First, if american television was cobroadcast in english and spanish, what would happen?

Second, after seeing the cigarette warning labels in duty free, why are our attitudes toward them so different? These labels habe kids staring at you and say cigarettes harm children. The tv had a feature about a running club for smokers, and it showed cyanide and a black lung as part of the footage.

Third, can I stay awake until the plane boards?

Catch you from the other side of the pond!

All done but the shouting!

I just sent the last two e-mails, crossed the last things off my list, and am ready for the home stretch.

My plane leaves at 6:55. I have Charlie packed and ready to go. The house is clean. All my clothes are laid out. I've got to run Charlie to Dad's and pick up Mom, then come home and throw it all in a suitcase.

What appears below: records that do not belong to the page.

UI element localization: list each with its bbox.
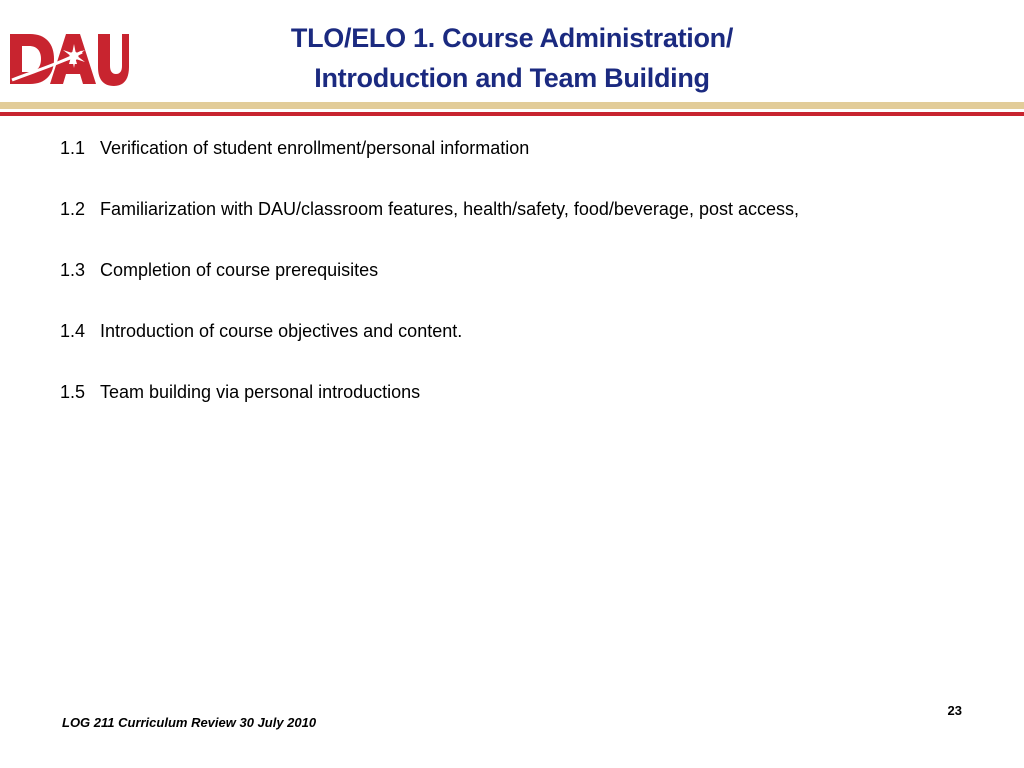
- list-item-text: Team building via personal introductions: [100, 382, 421, 402]
- slide-title-line-1: TLO/ELO 1. Course Administration/: [290, 23, 734, 53]
- logo-letter-d: [10, 34, 54, 84]
- header-divider-tan: [0, 102, 1024, 109]
- list-item: [60, 258, 990, 319]
- list-item-number: 1.5: [60, 382, 86, 402]
- list-item-text: Verification of student enrollment/personal information: [100, 138, 530, 158]
- list-item-number: 1.1: [60, 138, 86, 158]
- list-item: [60, 197, 990, 258]
- dau-logo: [8, 30, 130, 88]
- list-item-number: 1.3: [60, 260, 86, 280]
- footer-text: LOG 211 Curriculum Review 30 July 2010: [62, 715, 317, 730]
- list-item: [60, 136, 990, 197]
- list-item: [60, 319, 990, 380]
- page-number: 23: [947, 703, 962, 718]
- header-divider-red: [0, 112, 1024, 116]
- objective-list: [60, 136, 990, 441]
- list-item-text: Familiarization with DAU/classroom features, health/safety, food/beverage, post access,: [100, 199, 799, 219]
- slide-title-line-2: Introduction and Team Building: [314, 63, 710, 93]
- slide-title: [150, 18, 874, 98]
- list-item-number: 1.4: [60, 321, 86, 341]
- logo-letter-u: [98, 34, 129, 86]
- list-item-number: 1.2: [60, 199, 86, 219]
- list-item: [60, 380, 990, 441]
- list-item-text: Introduction of course objectives and content.: [100, 321, 463, 341]
- list-item-text: Completion of course prerequisites: [100, 260, 379, 280]
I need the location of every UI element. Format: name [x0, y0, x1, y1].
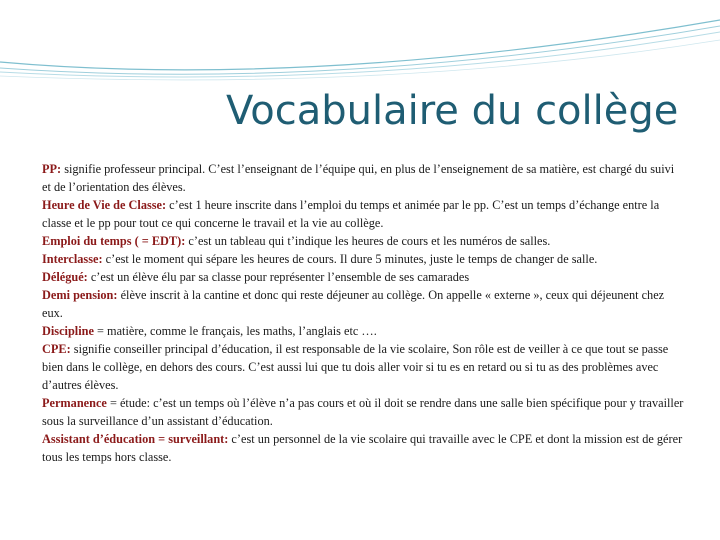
- vocab-entry-interclasse: [42, 250, 684, 268]
- vocab-definition: = matière, comme le français, les maths, l’anglais etc ….: [93, 324, 377, 338]
- header-wave-decoration: [0, 0, 720, 90]
- vocab-term: Discipline: [42, 324, 94, 338]
- vocab-definition: c’est un tableau qui t’indique les heures de cours et les numéros de salles.: [185, 234, 551, 248]
- vocab-term: Assistant d’éducation = surveillant:: [42, 432, 229, 446]
- vocab-term: CPE:: [42, 342, 71, 356]
- vocab-definition: c’est le moment qui sépare les heures de cours. Il dure 5 minutes, juste le temps de changer de salle.: [102, 252, 598, 266]
- vocab-entry-cpe: [42, 340, 684, 394]
- vocab-definition: c’est un personnel de la vie scolaire qui travaille avec le CPE et dont la mission est de gérer tous les temps hors classe.: [42, 432, 683, 464]
- vocab-definition: signifie conseiller principal d’éducation, il est responsable de la vie scolaire, Son rôle est de veiller à ce que tout se passe bien dans le collège, en dehors des cours. C’est aussi lui que tu dois aller voir si tu es en retard ou si tu as des problèmes avec d’autres élèves.: [42, 342, 669, 392]
- vocabulary-list: [42, 160, 684, 466]
- vocab-entry-demi-pension: [42, 286, 684, 322]
- vocab-term: Interclasse:: [42, 252, 103, 266]
- vocab-definition: élève inscrit à la cantine et donc qui reste déjeuner au collège. On appelle « externe », ceux qui déjeunent chez eux.: [42, 288, 665, 320]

According to my plan, I have about 45 minutes to spare. Woohoo!

Thursday, September 9, 2010

Holiday blog V2

I leave for europe in 3 days. This time i have technology at my disposal. I hope to blog my 14 days Starting in london going to germany, italy, switzerland And ending in paris france.

I hope you all follow along on my second trip of a lifetime.

Thursday, February 11, 2010

Coming this fall

So in September 2008 I booked my mom and me on the European Experience tour to include Oberamergau and the town's famous, once-a-decade Passion Play.

That seemed like forever ago. But now it is exactly 8 months away.

We leave for London on September 12. We return the 26th.